Evaluating Open Oil’s Financial Modeling of Guyana’s 2016 PSA – 8

Introduction

Today’s column concludes the discussion of Open Oil’s modeling exercise of Guyana’s 2016 Production Sharing Agreement (PSA). I shall address the three topics last week’s column indicated, namely: information gaps; the treatment of Government Take; and national versus project-based modeling.

Information Gaps

Previous columns had expressed concern about financial/economic models, which are not forthcoming about the limitations of data inputted into them, particularly as regards their quality and coverage. However, I do not wish to single out Open Oil’s modeling exercise as a notable offender. To the contrary, under the header: “Information Gap Analysis and Next Steps”, the model’s Report declares “there are several gaps of information that, if filled, would improve the economic model.”

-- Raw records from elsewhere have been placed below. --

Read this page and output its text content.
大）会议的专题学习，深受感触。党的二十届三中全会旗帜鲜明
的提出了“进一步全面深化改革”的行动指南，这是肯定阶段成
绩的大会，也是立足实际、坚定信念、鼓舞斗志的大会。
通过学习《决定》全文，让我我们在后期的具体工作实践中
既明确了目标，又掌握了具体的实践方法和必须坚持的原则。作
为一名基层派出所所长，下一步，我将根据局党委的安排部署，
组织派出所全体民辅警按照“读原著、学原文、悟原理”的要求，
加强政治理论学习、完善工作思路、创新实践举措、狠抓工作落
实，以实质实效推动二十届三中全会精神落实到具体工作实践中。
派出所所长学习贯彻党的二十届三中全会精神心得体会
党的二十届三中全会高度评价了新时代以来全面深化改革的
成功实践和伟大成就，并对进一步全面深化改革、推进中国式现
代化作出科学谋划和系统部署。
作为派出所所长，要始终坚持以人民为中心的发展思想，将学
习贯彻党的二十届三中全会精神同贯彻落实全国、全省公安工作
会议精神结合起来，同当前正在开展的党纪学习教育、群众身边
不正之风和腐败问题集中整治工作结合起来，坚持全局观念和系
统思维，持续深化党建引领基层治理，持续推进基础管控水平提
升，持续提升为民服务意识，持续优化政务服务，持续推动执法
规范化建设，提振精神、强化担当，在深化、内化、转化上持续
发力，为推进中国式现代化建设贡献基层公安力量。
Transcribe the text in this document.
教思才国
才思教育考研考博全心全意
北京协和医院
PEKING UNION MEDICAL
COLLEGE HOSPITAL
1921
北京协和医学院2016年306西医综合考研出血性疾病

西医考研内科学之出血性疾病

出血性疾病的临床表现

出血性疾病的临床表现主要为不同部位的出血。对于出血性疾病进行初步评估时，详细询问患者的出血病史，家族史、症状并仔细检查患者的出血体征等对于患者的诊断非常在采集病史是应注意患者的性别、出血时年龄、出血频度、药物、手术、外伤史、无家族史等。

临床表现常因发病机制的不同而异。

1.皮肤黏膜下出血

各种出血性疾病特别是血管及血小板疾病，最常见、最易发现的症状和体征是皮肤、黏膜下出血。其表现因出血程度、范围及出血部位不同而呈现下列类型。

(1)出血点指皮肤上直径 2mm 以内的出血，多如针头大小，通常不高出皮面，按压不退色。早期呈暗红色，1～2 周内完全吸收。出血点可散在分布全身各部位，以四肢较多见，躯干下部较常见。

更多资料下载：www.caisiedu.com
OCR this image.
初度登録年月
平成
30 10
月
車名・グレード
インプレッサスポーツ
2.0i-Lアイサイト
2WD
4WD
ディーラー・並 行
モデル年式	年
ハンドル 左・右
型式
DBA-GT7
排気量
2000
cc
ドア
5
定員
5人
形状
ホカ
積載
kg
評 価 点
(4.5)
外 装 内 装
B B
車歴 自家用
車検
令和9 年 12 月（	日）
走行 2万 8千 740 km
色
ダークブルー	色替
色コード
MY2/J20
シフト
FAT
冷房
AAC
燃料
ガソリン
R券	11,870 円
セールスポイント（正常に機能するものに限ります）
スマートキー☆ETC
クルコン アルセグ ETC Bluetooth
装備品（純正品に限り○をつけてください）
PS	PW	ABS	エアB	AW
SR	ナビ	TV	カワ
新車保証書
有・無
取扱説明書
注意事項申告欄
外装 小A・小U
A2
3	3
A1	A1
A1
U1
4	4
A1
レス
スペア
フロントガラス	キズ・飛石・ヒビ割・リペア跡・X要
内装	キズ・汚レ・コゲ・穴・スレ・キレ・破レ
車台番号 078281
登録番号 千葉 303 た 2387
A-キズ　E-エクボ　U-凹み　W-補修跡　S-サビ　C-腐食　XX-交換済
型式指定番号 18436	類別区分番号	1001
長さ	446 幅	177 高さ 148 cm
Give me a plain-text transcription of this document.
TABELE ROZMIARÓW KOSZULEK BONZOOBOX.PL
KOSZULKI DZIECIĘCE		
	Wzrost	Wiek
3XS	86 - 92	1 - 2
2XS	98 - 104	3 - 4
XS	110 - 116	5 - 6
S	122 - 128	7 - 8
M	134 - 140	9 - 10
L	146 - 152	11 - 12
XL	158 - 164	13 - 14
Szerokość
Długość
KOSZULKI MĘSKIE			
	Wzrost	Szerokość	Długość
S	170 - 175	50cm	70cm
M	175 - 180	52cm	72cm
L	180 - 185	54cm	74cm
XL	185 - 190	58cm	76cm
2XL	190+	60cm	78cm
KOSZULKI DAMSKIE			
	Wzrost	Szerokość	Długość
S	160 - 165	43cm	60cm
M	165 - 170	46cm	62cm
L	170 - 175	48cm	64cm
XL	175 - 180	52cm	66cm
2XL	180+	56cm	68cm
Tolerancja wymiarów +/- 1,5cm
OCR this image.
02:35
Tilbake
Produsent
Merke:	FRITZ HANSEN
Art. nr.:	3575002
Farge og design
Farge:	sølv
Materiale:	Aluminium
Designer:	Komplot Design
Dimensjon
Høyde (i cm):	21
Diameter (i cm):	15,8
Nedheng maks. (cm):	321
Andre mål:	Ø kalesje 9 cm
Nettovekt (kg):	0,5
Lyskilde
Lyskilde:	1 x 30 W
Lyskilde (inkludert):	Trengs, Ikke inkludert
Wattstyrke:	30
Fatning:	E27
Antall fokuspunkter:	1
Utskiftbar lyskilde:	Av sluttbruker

The model identifies five gaps. The first is Contractor estimates for expenditures on exploration, capital, and ongoing operations. This item is controversial, particularly because of Exxon’s recently announced claims on its exploration expenditures for cost recovery. The second gap listed is detailed estimates of petroleum reserves (based on the Society of Professional Engineers Classification system). As noted, the model’s base case utilises Liza 1, with a field size of 450 million barrels. It does reference Liza Phase 2, and indicates precise reserves data were not available. Consequently, the third information gap listed is a definitive fix on Contractor timing of its implementation, cost, and production profile.